Hipodrom’dan Atmeydanı’na – Sultanahmet Meydanı’nın Öyküsü

IMG_7104.JPG

 

Bu konu başlığı altında MİM 202 stüdyo projesinde (Proje 3)  alanım olan Sultanahmet Meydanı hakkında yaptığım araştırmaları bulacaksınız.

Seza Sinanlar‘ın tezi, herkese hitap etmesi için ‘Atmeydanı: Bizans Araba Yarışlarından Osmanlı Şenliklerine’ isimli bir kitaba dönüştürülmüş.

Kitapta alana çok iyi hakim olmanızı sağlayacak detaylı planlar, gravürler, restitüstonlar ve fotoğraflar bulunuyor. İnternette parça parça aramaktansa böyle bir kaynağa sahip olmak bütüncüllük açısından çok önemli.

Anıtsal bir alan >> Tören alanı >> Başkaldırı meydanı >> Açık hava müzesi

IMG_7103.jpg

Sadece içindekilere bakarak bile bölgedeki katmanlaşmanın boyutunu görebilmek mümkün.

Hipodrom günümüzde ayakta kalmayı başarabilseydi, İstanbul’un turistik değeri, Kolezyum’a sahip olan Roma’dan bile daha fazla olacaktı. Oysa şimdi kalıntıların üstünde bir lise ve rektörlük binası bulunuyor ve zemin seviyesi hipodromun pistinden 2-3 metre yukarı çıkmış durumda.

 

IMG_5180.JPG

  • Hipodrom, Bizans döneminde adeta bir açık hava müzesi.
  • Antik dünyanın en büyük hipodromu, açılış tarihi 11 Mayıs 330.
  • Şehir insanı Pagan dininden Hristiyanlığa geçince, yaşayışları da değişir.
  • Tapınakların yerine kiliseler yapılır, tiyatrolar ise din dışı kabul edilip terk edilir.

IMG_5189.JPG

  • Fakat din adamları karşı çıksa da hem Bizans halkı hem Saray, hipodrom yarışlarına gitmeyi sürdürür, Hristiyanlık içinde sahip çıkar.
  • Kitapta ayrıca meydanda hala varolan/olmayan sütunlar hakkında da geniş bilgi yer alıyor.

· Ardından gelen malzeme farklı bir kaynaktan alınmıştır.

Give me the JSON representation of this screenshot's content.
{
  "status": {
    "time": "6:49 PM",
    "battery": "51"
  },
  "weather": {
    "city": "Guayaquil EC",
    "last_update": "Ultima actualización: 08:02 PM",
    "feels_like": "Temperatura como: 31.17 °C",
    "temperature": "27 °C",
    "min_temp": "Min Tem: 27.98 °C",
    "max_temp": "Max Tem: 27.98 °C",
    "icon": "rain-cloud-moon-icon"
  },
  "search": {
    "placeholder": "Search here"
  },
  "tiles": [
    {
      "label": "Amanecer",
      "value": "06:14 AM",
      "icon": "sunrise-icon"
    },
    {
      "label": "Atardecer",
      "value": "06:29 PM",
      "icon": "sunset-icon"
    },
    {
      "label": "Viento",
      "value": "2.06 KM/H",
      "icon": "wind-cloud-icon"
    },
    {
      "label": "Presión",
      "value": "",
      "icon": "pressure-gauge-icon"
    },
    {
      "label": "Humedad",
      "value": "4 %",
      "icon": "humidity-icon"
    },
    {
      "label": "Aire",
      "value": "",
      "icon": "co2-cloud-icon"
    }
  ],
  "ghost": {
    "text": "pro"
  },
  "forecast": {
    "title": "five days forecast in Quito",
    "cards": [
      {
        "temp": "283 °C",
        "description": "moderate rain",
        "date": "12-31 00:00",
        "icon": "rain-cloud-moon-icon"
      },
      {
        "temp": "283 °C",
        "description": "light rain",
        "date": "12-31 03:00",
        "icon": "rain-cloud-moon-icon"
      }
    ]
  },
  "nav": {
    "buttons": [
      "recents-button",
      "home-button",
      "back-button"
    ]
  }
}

Nasıl ve nereden getirildiler, nasıl yok oldular, hangileri hala mevcut, nasıl muhafaza ediliyorlar vs.
  • Örme sütun, orjinalinde bronz levhalarla kaplıydı. Latin istilası sırasında, istilacılar silah yapmak için pek çok bronz eseri eritmişler.

IMG_5181.JPG

  • İstanbul’a gelip geçen her uygarlık Sultanahmet’in önceki geçmişine zarar vermiş demek doğru olur.
  • Bizans döneminde yarışlar o kadar önemliymiş ki, yarış günleri tatil günü ilan edilirmiş.
  • Devlet yöneticileri bu yarışları kendi meşruiyetleri için kullanırmış.
  • Zamanla takımlar kurulmuş, taraflar arasında büyük kavgalar çıkarmış.
  • Bilet alma, tribün farkı gibi kavramlar daha o zamanlar varmış.

2018-12-15.png

  • İmparator Iustinianos’un karısı, İmparatoriçe Theodora, aslında bir hipodrom dansçısıymış. En alttan en tepeye yükselen bir kadın. Ben onu bu durumdan ötürü Kanuni Sultan Süleyman’ın karısı Roxelana’ya, bildiğimiz adıyla Haseki Hürrem Sultan’a çok benzetiyorum. Tarih tekerrürden ibarettir 🙂

 

IMG_7105.JPG

 

  • 532 yılında taraflar arasında çıkan bir kavgada büyük bir yangın çıkar. Ayasofya da olmak üzere şehrin dörtte biri tahrip olur. Daha sonraları Nika İsyanı olarak adlandırılan bu olay, 6. yüzyıl öncesi mimariyi siler.
  • At yarışları için oluşan taraflaşma, insanların oturdukları semtleri bile etkilemiş. 
  • Yarışlar bir zaman sonra öyle bir hal alır ki, sportif rekabetten çok siyasi ve dini iktidar çatışmasına döner.

IMG_5184.JPG

  • Atmeydanı hem kamusal hem politik bir mekan, halkın doğrudan tepkisinin ölçülebildiği bir iletişim mekanı. Bu özelliğini yüzyıllar boyunca dönem dönem yitirse de, tekrar geri kazanmayı hep başarmış.
  • “Tanrı’nın Ayasofya’sı, İmparatorun Trinikulumu (Büyük Saray’da altın kaplamalarla süslü yemek odası) varsa, halkın da hipodromu vardır.” -Tarihçi Alfred Rambaud

 

2018-12-20 (4)

  • Bizans’ın çöküş döneminde, işgalci Latinler şehrin sonunu getirmiş, talan etmişler. Latin egemenliğinde geçen 50 yılda Hipodromdan ve Büyük Saray’dan sürekli taş çıkarıp yapıların yok olmasına ön ayak olmuşlar
  • Büyük Saray’ın kalıntılarını bugün Ayasofya ile Four Seasons Oteli (sarı binalar) arasındaki kazı alanında görüyoruz. O alanın hikayesi ise tamamen ayrı bir başlık konusu.

Basdogan_Basdogan_D070920_128.jpg

2018-11-04 (2).png

 

Kitapta bölgenin Osmanlı Dönemi’deki haline dair ayrıntılı bilgi bulabilirsiniz. Cumhuriyet sonrası döneme de biraz değinerek 2000’lere kadar olan dönem kapsanmış.